Lincoln was a brilliant film that resonated with 150 years of history up to and including today's struggles over voting rights and even health care.
Argo was an OK political thriller much inferior to great films like Z, Missing or The Year of Living Dangerously.
Permit me to link and repost an excerpt from my December 5, 2012 Diary: I Saw Lincoln and Wept.
I wept because I remembered the faces of the free blacks rejoicing in the gallery when the amendment passed, and thought "do they have any sense of what's in store for them and their descendants in the next 150 years?" Any sense of the struggles they faced against vicious efforts to undo what had been done in 1865? Jim Crow, the Klan, the Scottsboro Boys, Brown v. Bd. of Educ., the '60s and Civil Rights Laws, Martin Luther King, Jr., his assassination, the "Southern Strategy," President Barack Obama, racist backlash to President Obama.

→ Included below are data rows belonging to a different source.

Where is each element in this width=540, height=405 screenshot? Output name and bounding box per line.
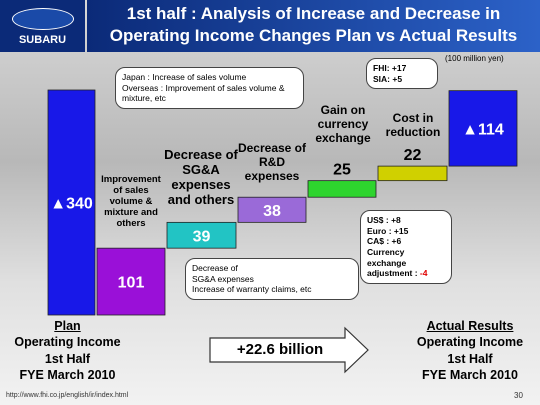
value-label: 22 <box>404 147 422 164</box>
value-label: ▲340 <box>50 196 93 213</box>
callout-line: Decrease of <box>192 263 238 273</box>
callout: FHI: +17 SIA: +5 <box>366 58 438 90</box>
callout-value: -4 <box>419 268 428 279</box>
caption-title: Plan <box>54 319 81 333</box>
caption-title: Actual Results <box>426 319 514 333</box>
callout-line: SIA: +5 <box>373 73 403 84</box>
logo-area: SUBARU <box>0 0 85 52</box>
caption-line: 1st Half <box>447 351 493 366</box>
callout-line: CA$ : +6 <box>367 236 402 247</box>
value-label: 38 <box>263 203 281 220</box>
callout: Japan : Increase of sales volume Oversea… <box>115 67 304 109</box>
callout-line: Increase of warranty claims, etc <box>192 284 312 295</box>
bar <box>377 165 448 182</box>
title-line: Operating Income Changes Plan vs Actual … <box>109 26 518 45</box>
category-label: Improvement of sales volume & mixture an… <box>101 174 161 229</box>
title-band: 1st half : Analysis of Increase and Decr… <box>87 0 540 52</box>
bar <box>448 90 518 167</box>
bar <box>166 221 237 249</box>
value-label: 39 <box>193 228 211 245</box>
callout-line: FHI: +17 <box>373 63 407 73</box>
category-label: Gain on currency exchange <box>315 103 371 145</box>
plan-caption: Plan Operating Income 1st Half FYE March… <box>5 318 130 383</box>
logo-mark <box>12 8 74 30</box>
caption-line: 1st Half <box>44 351 91 366</box>
bar <box>307 180 377 198</box>
callout-line: Currency exchange adjustment : <box>367 246 418 279</box>
value-label: 25 <box>333 162 351 179</box>
page-number: 30 <box>514 391 523 400</box>
caption-line: FYE March 2010 <box>19 367 116 382</box>
caption-line: Operating Income <box>14 335 121 350</box>
category-label: Cost in reduction <box>385 111 441 139</box>
callout-line: Japan : Increase of sales volume <box>122 72 247 82</box>
bar <box>237 196 307 223</box>
logo-text: SUBARU <box>18 34 67 46</box>
value-label: ▲114 <box>462 121 504 138</box>
unit-note: (100 million yen) <box>445 54 504 63</box>
callout: Decrease of SG&A expenses Increase of wa… <box>185 258 359 300</box>
category-label: Decrease of SG&A expenses and others <box>164 147 238 207</box>
callout-line: Euro : +15 <box>367 225 409 236</box>
callout-line: SG&A expenses <box>192 273 254 284</box>
category-label: Decrease of R&D expenses <box>237 141 307 183</box>
callout: US$ : +8 Euro : +15 CA$ : +6 Currency ex… <box>360 210 452 284</box>
caption-line: Operating Income <box>416 335 524 350</box>
value-label: 101 <box>118 275 145 292</box>
actual-caption: Actual Results Operating Income 1st Half… <box>405 318 535 383</box>
callout-line: US$ : +8 <box>367 215 401 225</box>
bar <box>47 89 96 316</box>
title-line: 1st half : Analysis of Increase and Decr… <box>126 4 501 23</box>
callout-line: Overseas : Improvement of sales volume &… <box>122 82 285 104</box>
bar <box>96 247 166 316</box>
arrow-text: +22.6 billion <box>236 341 324 358</box>
footer-url: http://www.fhi.co.jp/english/ir/index.ht… <box>6 392 129 399</box>
caption-line: FYE March 2010 <box>422 367 518 382</box>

I wept because despite those struggles, the 2012 Election and the "War on Voting" showed that we still need to fight against the voter suppression tactics of loathsome, cynical politicians like Jon Husted, Tom Corbett and Rick Scott. It is a disgrace that they are still seeking to overturn the very progress that cost 600,000 lives 150 years ago, and it is the media's lasting shame that they have not properly branded them as rogue racists.

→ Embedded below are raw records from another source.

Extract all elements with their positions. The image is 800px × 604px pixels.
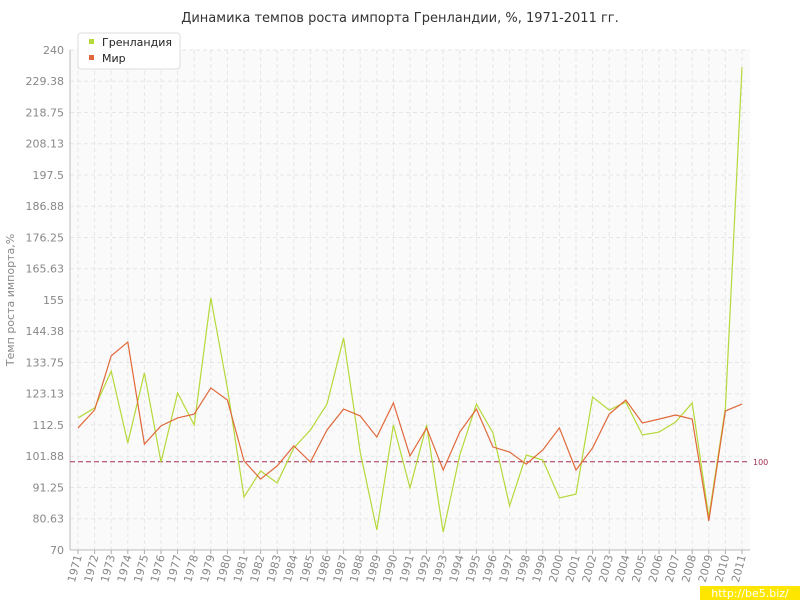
y-tick-label: 240	[43, 44, 64, 57]
legend-label: Гренландия	[102, 36, 172, 49]
x-tick-label: 2011	[729, 553, 749, 583]
legend-swatch	[89, 55, 94, 60]
y-tick-label: 197.5	[33, 169, 65, 182]
y-tick-label: 208.13	[26, 138, 65, 151]
y-tick-label: 218.75	[26, 107, 65, 120]
watermark-bg	[700, 586, 800, 600]
legend-label: Мир	[102, 52, 126, 65]
y-tick-label: 91.25	[33, 482, 65, 495]
y-tick-label: 112.5	[33, 419, 65, 432]
y-tick-label: 176.25	[26, 232, 65, 245]
y-tick-label: 133.75	[26, 357, 65, 370]
y-tick-label: 186.88	[26, 200, 65, 213]
y-tick-label: 80.63	[33, 513, 65, 526]
y-tick-label: 229.38	[26, 75, 65, 88]
y-axis-label: Темп роста импорта,%	[4, 234, 17, 367]
chart-title: Динамика темпов роста импорта Гренландии…	[181, 11, 619, 26]
y-tick-label: 165.63	[26, 263, 65, 276]
y-tick-label: 155	[43, 294, 64, 307]
series-line	[77, 67, 743, 533]
y-tick-label: 144.38	[26, 325, 65, 338]
legend-swatch	[89, 39, 94, 44]
watermark: http://be5.biz/	[711, 587, 789, 600]
y-tick-label: 123.13	[26, 388, 65, 401]
series-line	[77, 340, 743, 521]
y-tick-label: 70	[50, 544, 64, 557]
y-tick-label: 101.88	[26, 450, 65, 463]
legend-box	[77, 32, 181, 70]
reference-label: 100	[753, 458, 768, 467]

I wept because I continually thought of the struggle to pass Obamacare while watching the tactics used by Lincoln and his allies to get the votes to pass the 13th Amendment. The overt bribery and questionable deals made the supposed Obamacare "scandals" like the "cornhusker kickback" look like models of honest governance. The cornhusker kickback was no worse than thousands of provisions inserted into thousands of bills throughout American history. And yet it became such a symbol of supposed "corruption" that the "brilliant" Justice Scalia revealed at Supreme Court oral argument that he thought it made it into the final law.